Parastou Forouhar: Die Situation ist undurchschaubar. Ich weiß nicht, ob wir erneut mit einer großen Welle des Protests rechnen können oder ob die Leute denken: „Ich kann mich nicht weiter dieser Gewalt stellen, ich schaffe das nicht.“ Diese Gewalt, die auf der Gesellschaft lastet, ist sehr, sehr groß.
bpb.de: Wie zeigt sich diese Gewalt?
Parastou Forouhar: Das Regime hat besonders im Laufe der letzten Wochen und Monate auf eine sehr perfide und manchmal wirklich dreckige Art und Weise auf die Proteste reagiert. Viele Studierende wurden von den Universitäten ausgeschlossen; es wurden Geldstrafen verhängt. Frauen, die zum Beispiel ihren Schleier nicht tragen, wurden zu öffentlichen Diensten verurteilt – unter anderem zur Arbeit in Leichenhallen. Auf Verstöße gegen die Kleiderordnung soll es bald sogar Haftstrafen geben. Es gibt Berichte, dass Gefangene Drogen und Medikamente gegen ihren Willen bekommen.

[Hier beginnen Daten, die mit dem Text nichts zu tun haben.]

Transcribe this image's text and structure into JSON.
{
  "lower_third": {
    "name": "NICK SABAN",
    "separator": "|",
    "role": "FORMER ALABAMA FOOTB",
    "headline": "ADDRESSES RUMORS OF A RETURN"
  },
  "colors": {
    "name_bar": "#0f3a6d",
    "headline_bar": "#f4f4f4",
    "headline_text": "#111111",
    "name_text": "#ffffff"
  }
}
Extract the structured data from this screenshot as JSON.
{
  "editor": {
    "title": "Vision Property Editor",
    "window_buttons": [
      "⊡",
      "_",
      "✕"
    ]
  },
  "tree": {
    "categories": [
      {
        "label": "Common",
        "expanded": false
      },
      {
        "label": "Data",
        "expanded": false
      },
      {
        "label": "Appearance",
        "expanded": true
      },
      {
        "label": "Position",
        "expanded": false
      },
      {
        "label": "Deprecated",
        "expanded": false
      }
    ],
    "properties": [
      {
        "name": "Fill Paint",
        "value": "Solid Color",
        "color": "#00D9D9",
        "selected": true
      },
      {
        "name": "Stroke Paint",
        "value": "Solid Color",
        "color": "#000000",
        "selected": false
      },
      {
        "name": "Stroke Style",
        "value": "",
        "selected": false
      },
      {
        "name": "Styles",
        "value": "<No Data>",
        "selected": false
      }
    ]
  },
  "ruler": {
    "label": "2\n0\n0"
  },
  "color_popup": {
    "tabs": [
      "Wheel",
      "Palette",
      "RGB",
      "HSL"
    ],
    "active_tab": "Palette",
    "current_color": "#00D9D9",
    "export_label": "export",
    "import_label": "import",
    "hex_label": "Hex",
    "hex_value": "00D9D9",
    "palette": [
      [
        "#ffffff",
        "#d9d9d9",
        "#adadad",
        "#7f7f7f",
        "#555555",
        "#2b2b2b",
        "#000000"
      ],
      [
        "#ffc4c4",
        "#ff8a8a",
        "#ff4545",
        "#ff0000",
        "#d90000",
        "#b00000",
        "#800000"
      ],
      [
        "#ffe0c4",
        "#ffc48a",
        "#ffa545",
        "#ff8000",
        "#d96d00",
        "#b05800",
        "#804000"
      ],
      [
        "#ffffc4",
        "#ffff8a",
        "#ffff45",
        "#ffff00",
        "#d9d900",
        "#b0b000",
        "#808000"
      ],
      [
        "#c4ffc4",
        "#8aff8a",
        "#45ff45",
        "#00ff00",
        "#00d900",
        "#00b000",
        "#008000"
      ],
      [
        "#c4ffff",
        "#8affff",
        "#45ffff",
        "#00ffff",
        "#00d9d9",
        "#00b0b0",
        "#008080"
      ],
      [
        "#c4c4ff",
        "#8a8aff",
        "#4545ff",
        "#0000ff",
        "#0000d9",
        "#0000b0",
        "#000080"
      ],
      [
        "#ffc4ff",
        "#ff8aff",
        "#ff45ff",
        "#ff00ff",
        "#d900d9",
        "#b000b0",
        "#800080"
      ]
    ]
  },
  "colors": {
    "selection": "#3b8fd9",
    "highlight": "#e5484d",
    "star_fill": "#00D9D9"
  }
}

Jetzt werden die Familienangehörigen derer verhaftet, die während der Proteste getötet wurden. Auch der Onkel von Jina Mahsa Amini wurde verhaftet. Ebenso prominente Oppositionelle sowie Menschenrechtsaktivisten. Das Regime will verhindern, dass es Mitte September zu Demonstrationen kommt.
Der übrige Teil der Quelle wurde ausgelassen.